Jesus’ touch, word, or command was all that was needed. Was my life like that? Was Sarah’s? Was Louie’s? Was anyone’s I knew? Nice bible stories, I felt, but NOT MY STORY.
Until I wrote the “Slow Miracles Sermon” in 1995, chronicling the insights gained from these two beloved lives which collided in that one ER room separated by a thin, white curtain. Louie was back in prison by the time I got around to writing that sermon, but Virginia told him about it, and he wrote a song on it. I still remember the chorus–”Look at me, I’m a slow miracle, living proof of what God can do. Look at her, she’s a slow miracle, living proof of a living truth.”
Sarah’s untimely death on Thanksgiving Day does not change the past 21 years of that confession and fact, my friends. And Louie has been out of prison, ever since the prison stay during which he wrote that song.
You see, my life is characterized by ‘Job kinds of miracles’ more than ‘Jesus kinds of miracles.’ The ancient saint of the Hebrew scriptures named Job faces multiple losses in rapid succession. Through lament and protest, he stubbornly remains in dialogue with a seemingly silent God. Over the long haul, his vision–clouded by grief–is restored. His perseverance and faith are vindicated. Job’s story, my friends, is a slow miracle–the kind that comes through struggle and heartache; through stubborn authenticity, constant vigilance, and audacious prayer.
We face Jesus once again in this Gospel story of Mark. An interrupting spirit has hold of a man in the meeting place. It speaks to Jesus, not the man. And this is the way with such realities. The torment becomes so thick and omnipresent that it has its own personality and voice. Yet, there is a yearning heart and soul beneath that interrupting torment. It is to that heart and soul that the heart of God speaks in this story and continues to speak today.
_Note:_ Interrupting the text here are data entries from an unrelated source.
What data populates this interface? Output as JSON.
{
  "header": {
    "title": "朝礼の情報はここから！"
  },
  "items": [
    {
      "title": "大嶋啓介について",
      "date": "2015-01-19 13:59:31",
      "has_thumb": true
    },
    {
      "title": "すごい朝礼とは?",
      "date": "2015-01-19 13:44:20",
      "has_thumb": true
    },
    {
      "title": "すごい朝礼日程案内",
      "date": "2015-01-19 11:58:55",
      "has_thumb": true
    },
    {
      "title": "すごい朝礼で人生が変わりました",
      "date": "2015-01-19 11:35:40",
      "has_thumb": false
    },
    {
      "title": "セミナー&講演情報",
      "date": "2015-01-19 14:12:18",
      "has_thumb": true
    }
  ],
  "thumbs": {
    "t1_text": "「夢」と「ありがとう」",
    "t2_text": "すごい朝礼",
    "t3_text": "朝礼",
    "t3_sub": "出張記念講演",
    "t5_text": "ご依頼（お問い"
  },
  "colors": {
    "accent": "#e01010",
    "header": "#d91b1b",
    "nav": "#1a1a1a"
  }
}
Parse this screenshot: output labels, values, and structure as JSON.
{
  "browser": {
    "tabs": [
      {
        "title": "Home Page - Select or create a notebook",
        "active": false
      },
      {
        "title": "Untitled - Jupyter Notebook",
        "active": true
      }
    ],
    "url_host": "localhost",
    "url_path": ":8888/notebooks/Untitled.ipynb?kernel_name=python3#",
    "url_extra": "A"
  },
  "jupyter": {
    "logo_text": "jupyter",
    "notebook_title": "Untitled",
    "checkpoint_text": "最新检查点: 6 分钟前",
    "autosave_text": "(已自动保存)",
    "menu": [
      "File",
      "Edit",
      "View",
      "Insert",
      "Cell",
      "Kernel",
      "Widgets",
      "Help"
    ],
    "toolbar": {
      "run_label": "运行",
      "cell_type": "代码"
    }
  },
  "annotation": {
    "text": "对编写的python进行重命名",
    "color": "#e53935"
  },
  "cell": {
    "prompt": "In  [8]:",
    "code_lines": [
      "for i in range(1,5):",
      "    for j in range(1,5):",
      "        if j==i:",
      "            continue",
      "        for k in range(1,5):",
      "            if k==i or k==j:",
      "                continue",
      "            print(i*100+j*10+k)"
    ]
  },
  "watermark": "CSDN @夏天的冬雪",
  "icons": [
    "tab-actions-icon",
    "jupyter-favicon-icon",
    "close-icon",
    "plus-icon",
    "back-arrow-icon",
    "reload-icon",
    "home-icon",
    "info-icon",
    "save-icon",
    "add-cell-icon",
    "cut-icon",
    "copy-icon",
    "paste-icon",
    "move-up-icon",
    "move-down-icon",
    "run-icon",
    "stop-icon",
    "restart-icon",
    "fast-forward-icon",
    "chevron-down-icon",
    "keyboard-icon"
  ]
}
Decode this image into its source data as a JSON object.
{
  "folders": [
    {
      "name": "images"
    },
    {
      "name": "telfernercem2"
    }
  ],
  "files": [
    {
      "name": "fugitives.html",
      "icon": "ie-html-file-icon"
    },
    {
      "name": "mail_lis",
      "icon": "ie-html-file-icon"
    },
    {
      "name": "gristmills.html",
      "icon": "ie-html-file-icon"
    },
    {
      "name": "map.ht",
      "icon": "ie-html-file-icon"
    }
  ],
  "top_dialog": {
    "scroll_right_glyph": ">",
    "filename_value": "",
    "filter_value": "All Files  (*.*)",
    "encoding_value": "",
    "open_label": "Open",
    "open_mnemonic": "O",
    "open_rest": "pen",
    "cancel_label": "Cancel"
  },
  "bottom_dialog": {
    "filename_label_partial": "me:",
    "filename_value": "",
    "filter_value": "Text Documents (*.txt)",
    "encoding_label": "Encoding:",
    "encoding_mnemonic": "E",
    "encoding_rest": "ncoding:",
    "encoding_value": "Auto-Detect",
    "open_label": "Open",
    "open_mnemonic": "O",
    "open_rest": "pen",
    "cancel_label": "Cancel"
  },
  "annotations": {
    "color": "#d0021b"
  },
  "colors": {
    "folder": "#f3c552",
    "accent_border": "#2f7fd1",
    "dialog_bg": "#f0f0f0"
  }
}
Call that interrupting voice a demon, mental illness, an unclean spirit, a tormented presence, the darkness, depression–call it whatever you will–Jesus shuts it up and sends it packing. He instantly heals this man after, most likely, years of torment. Jesus heals him publicly—in time and space, in this life, not the next. The man is given a new chance to experience an integrated earthly life, profoundly different from the tormented life he had known for so long. We all know that this never happened here for Sarah, despite innumerable prayers, beloved community, and persevering love.
But there’s more to ponder than these two different endings to the stories of the man in this text and my first-born child. There’s a brazen claim by the Gospel writer that Jesus is in the habit of facing down the darkness and not letting it stand—in an ultimate way.
Hope is vaster than what we see with our human eyes. Baptist Peace Fellowship staff member, LeDayne Polaski, reminded me that God dwells outside our finite constructs of ‘chronos’ time and space, outside our sense of hours and days marking yesterday, today, and tomorrow. And our family marks the days so intensely in this period of fresh grief.
In God’s time which is beyond our sense of time, the Gospel confession of Jesus’ exorcism is this: the light will not be confined by the darkness.
Slow miracles, fast miracles, mysteries, paradoxes, and gaps between text and experience…All these are part of the journey we are called to as followers of Jesus. May God find us both faithful and tenacious of heart. Amen.